L'État pourra exiger le retrait de contenus liés au protoxyde d'azote, aux explosifs ou aux articles pyrotechniques sous peine d'amende et de prison pour les hébergeurs.
l'amendement n° 307 de M. Taverne de rétablissement de l'article 7 bis (supprimé) du projet de loi visant à offrir des réponses immédiates aux phénomènes troublant l'ordre public, la sécurité et la tranquillité de nos concitoyens (première lecture).
Dossier législatif
Offrir des réponses immédiates aux phénomènes troublant l’ordre public, la sécurité et la tranqui...
Ce vote concerne un projet de loi qui vise à apporter des solutions rapides aux problèmes de sécurité et de tranquillité publique. Il aborde des situations comme les manifestations, les occupations de lieux publics ou les comportements perturbant l'ordre. L'amendement rejeté portait spécifiquement sur la régulation des contenus en ligne liés à la vente de substances dangereuses ou à des produits pouvant troubler l'ordre public.
L'amendement proposait de donner à l'administration le pouvoir de demander le retrait sous 24 heures des contenus en ligne qui font la promotion ou facilitent :
- La vente de protoxyde d'azote (un gaz utilisé à des fins récréatives et considéré comme dangereux pour la santé)

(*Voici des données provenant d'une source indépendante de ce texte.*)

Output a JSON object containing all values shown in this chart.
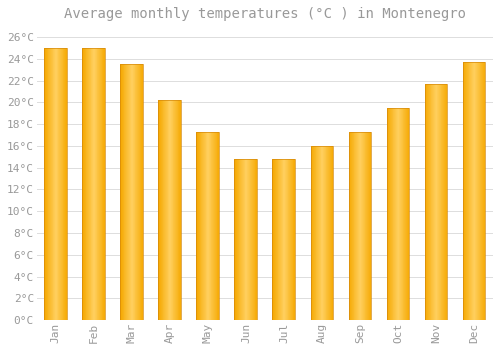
{
  "title": "Average monthly temperatures (°C ) in Montenegro",
  "months": [
    "Jan",
    "Feb",
    "Mar",
    "Apr",
    "May",
    "Jun",
    "Jul",
    "Aug",
    "Sep",
    "Oct",
    "Nov",
    "Dec"
  ],
  "values": [
    25.0,
    25.0,
    23.5,
    20.2,
    17.3,
    14.8,
    14.8,
    16.0,
    17.3,
    19.5,
    21.7,
    23.7
  ],
  "bar_color_left": "#F5A800",
  "bar_color_mid": "#FFD060",
  "bar_color_right": "#F5A800",
  "bar_edge_color": "#D4880A",
  "background_color": "#FFFFFF",
  "plot_bg_color": "#FFFFFF",
  "grid_color": "#DDDDDD",
  "text_color": "#999999",
  "ylim": [
    0,
    27
  ],
  "yticks": [
    0,
    2,
    4,
    6,
    8,
    10,
    12,
    14,
    16,
    18,
    20,
    22,
    24,
    26
  ],
  "title_fontsize": 10,
  "tick_fontsize": 8,
  "bar_width": 0.6
}
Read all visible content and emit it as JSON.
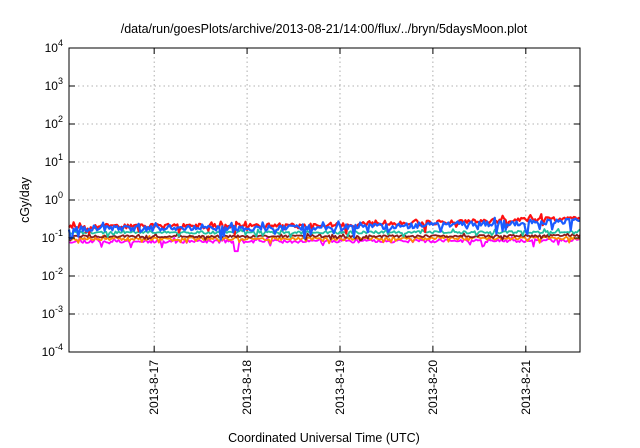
{
  "chart_data": {
    "type": "line",
    "title": "/data/run/goesPlots/archive/2013-08-21/14:00/flux/../bryn/5daysMoon.plot",
    "xlabel": "Coordinated Universal Time (UTC)",
    "ylabel": "cGy/day",
    "x_range_days": [
      "2013-8-16 02:00",
      "2013-8-21 14:00"
    ],
    "x_ticks": [
      "2013-8-17",
      "2013-8-18",
      "2013-8-19",
      "2013-8-20",
      "2013-8-21"
    ],
    "y_scale": "log",
    "ylim": [
      0.0001,
      10000
    ],
    "y_ticks": [
      {
        "base": "10",
        "exp": "-4"
      },
      {
        "base": "10",
        "exp": "-3"
      },
      {
        "base": "10",
        "exp": "-2"
      },
      {
        "base": "10",
        "exp": "-1"
      },
      {
        "base": "10",
        "exp": "0"
      },
      {
        "base": "10",
        "exp": "1"
      },
      {
        "base": "10",
        "exp": "2"
      },
      {
        "base": "10",
        "exp": "3"
      },
      {
        "base": "10",
        "exp": "4"
      }
    ],
    "grid": true,
    "legend": "none",
    "series": [
      {
        "color": "#ff00ff",
        "base_start": 0.082,
        "base_end": 0.088,
        "noise": 0.1,
        "seed": 11
      },
      {
        "color": "#ff8c00",
        "base_start": 0.095,
        "base_end": 0.1,
        "noise": 0.08,
        "seed": 23
      },
      {
        "color": "#8b1a1a",
        "base_start": 0.11,
        "base_end": 0.115,
        "noise": 0.07,
        "seed": 37
      },
      {
        "color": "#20c0a0",
        "base_start": 0.14,
        "base_end": 0.145,
        "noise": 0.08,
        "seed": 41
      },
      {
        "color": "#ff1010",
        "base_start": 0.205,
        "base_end": 0.34,
        "noise": 0.14,
        "seed": 53
      },
      {
        "color": "#1a5cff",
        "base_start": 0.18,
        "base_end": 0.29,
        "noise": 0.16,
        "seed": 67
      }
    ]
  }
}
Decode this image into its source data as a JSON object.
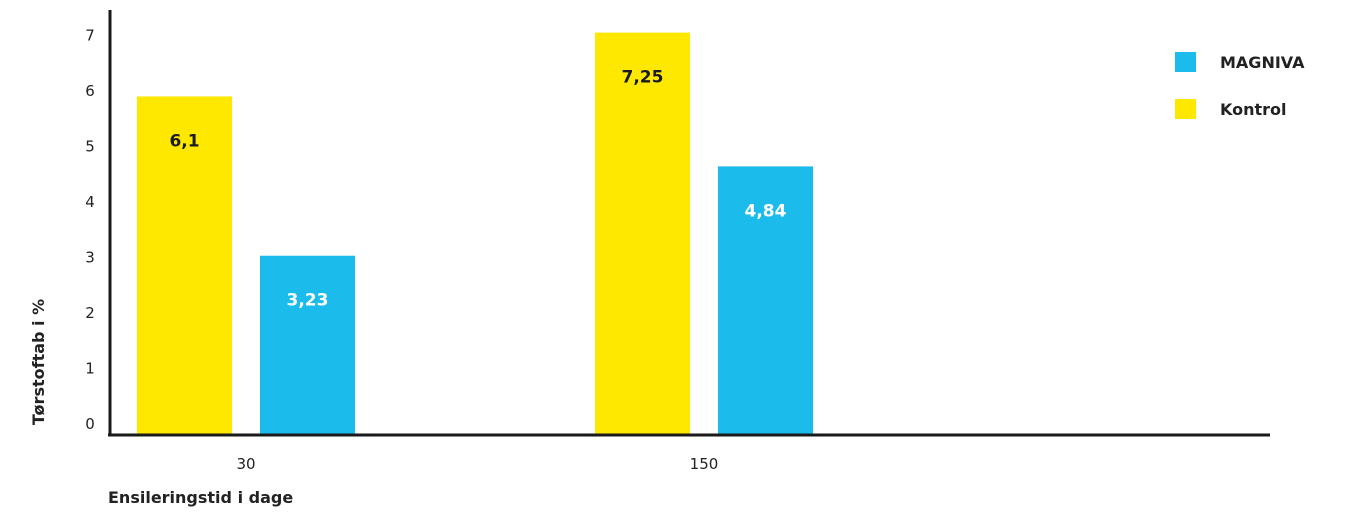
{
  "chart_data": {
    "type": "bar",
    "categories": [
      "30",
      "150"
    ],
    "series": [
      {
        "name": "Kontrol",
        "values": [
          6.1,
          7.25
        ],
        "labels": [
          "6,1",
          "7,25"
        ],
        "color": "#FFE800",
        "label_color": "#1a1a1a"
      },
      {
        "name": "MAGNIVA",
        "values": [
          3.23,
          4.84
        ],
        "labels": [
          "3,23",
          "4,84"
        ],
        "color": "#1BBBEC",
        "label_color": "#ffffff"
      }
    ],
    "legend": [
      {
        "name": "MAGNIVA",
        "color": "#1BBBEC"
      },
      {
        "name": "Kontrol",
        "color": "#FFE800"
      }
    ],
    "legend_position": "top-right",
    "xlabel": "Ensileringstid i dage",
    "ylabel": "Tørstoftab i %",
    "ylim": [
      0,
      7
    ],
    "yticks": [
      "0",
      "1",
      "2",
      "3",
      "4",
      "5",
      "6",
      "7"
    ],
    "grid": false
  }
}
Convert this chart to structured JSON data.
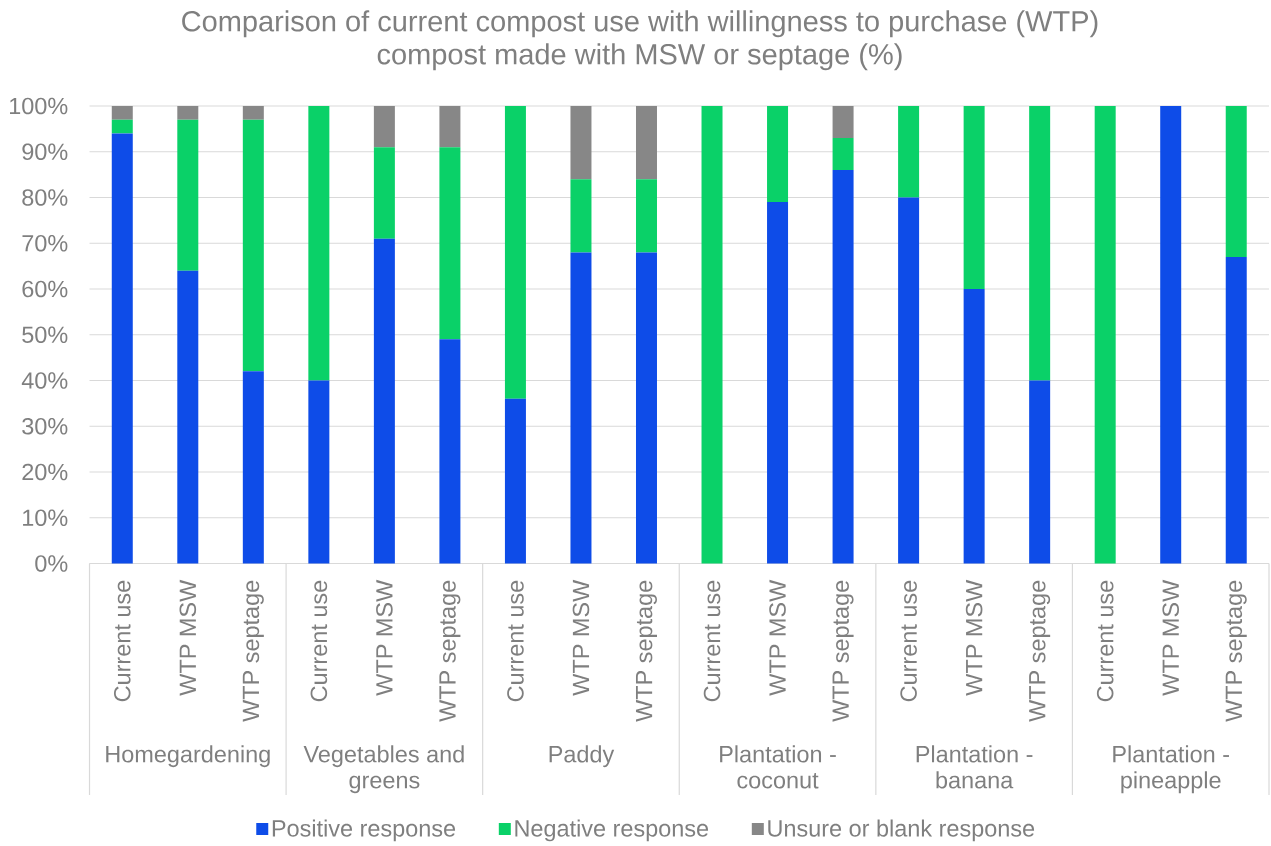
{
  "chart_data": {
    "type": "bar",
    "title": "Comparison of current compost use with willingness to purchase (WTP) compost made with MSW or septage (%)",
    "categories": [
      "Current use",
      "WTP MSW",
      "WTP septage",
      "Current use",
      "WTP MSW",
      "WTP septage",
      "Current use",
      "WTP MSW",
      "WTP septage",
      "Current use",
      "WTP MSW",
      "WTP septage",
      "Current use",
      "WTP MSW",
      "WTP septage",
      "Current use",
      "WTP MSW",
      "WTP septage"
    ],
    "annotations": [
      "Homegardening",
      "Vegetables and greens",
      "Paddy",
      "Plantation - coconut",
      "Plantation - banana",
      "Plantation - pineapple"
    ],
    "series": [
      {
        "name": "Positive response",
        "color": "#0e4ce8",
        "values": [
          94,
          64,
          42,
          40,
          71,
          49,
          36,
          68,
          68,
          0,
          79,
          86,
          80,
          60,
          40,
          0,
          100,
          67
        ]
      },
      {
        "name": "Negative response",
        "color": "#0ad168",
        "values": [
          3,
          33,
          55,
          60,
          20,
          42,
          64,
          16,
          16,
          100,
          21,
          7,
          20,
          40,
          60,
          100,
          0,
          33
        ]
      },
      {
        "name": "Unsure or blank response",
        "color": "#878787",
        "values": [
          3,
          3,
          3,
          0,
          9,
          9,
          0,
          16,
          16,
          0,
          0,
          7,
          0,
          0,
          0,
          0,
          0,
          0
        ]
      }
    ],
    "stacked": true,
    "ylim": [
      0,
      100
    ],
    "yticks": [
      {
        "value": 0,
        "label": "0%"
      },
      {
        "value": 10,
        "label": "10%"
      },
      {
        "value": 20,
        "label": "20%"
      },
      {
        "value": 30,
        "label": "30%"
      },
      {
        "value": 40,
        "label": "40%"
      },
      {
        "value": 50,
        "label": "50%"
      },
      {
        "value": 60,
        "label": "60%"
      },
      {
        "value": 70,
        "label": "70%"
      },
      {
        "value": 80,
        "label": "80%"
      },
      {
        "value": 90,
        "label": "90%"
      },
      {
        "value": 100,
        "label": "100%"
      }
    ],
    "grid": "y",
    "legend": "bottom"
  }
}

- La commercialisation illégale de produits explosifs ou pyrotechniques (comme les feux d'artifice ou les précurseurs d'explosifs).
En cas de non-respect de cette demande, les plateformes hébergeant ces contenus auraient pu être sanctionnées d'une amende de 250 000 euros et d'une peine d'un an d'emprisonnement pour leurs responsables.
Cette mesure n'a pas été retenue. Le texte initial du projet de loi, sans cette disposition, est maintenu.
- Pour :
Les partisans de l'amendement estimaient que la prolifération de ces contenus en ligne aggrave les risques pour la santé publique (notamment pour les jeunes) et favorise les troubles à l'ordre public. Ils soulignaient la nécessité d'agir rapidement pour limiter l'accès à ces substances et produits dangereux.
- Contre :
Les opposants à l'amendement craignaient que cette mesure ne donne trop de pouvoir à l'administration pour censurer des contenus en ligne sans contrôle judiciaire suffisant. Ils pointaient également le risque de sanctions disproportionnées pour les plateformes en cas de retrait trop lent.
Vous êtes directement concerné si vous utilisez des plateformes en ligne pour vendre, acheter ou promouvoir des produits comme le protoxyde d'azote, des explosifs ou des articles pyrotechniques. Les hébergeurs de contenus (comme les réseaux sociaux ou les sites de vente) auraient également été impactés par les obligations de retrait et les sanctions prévues.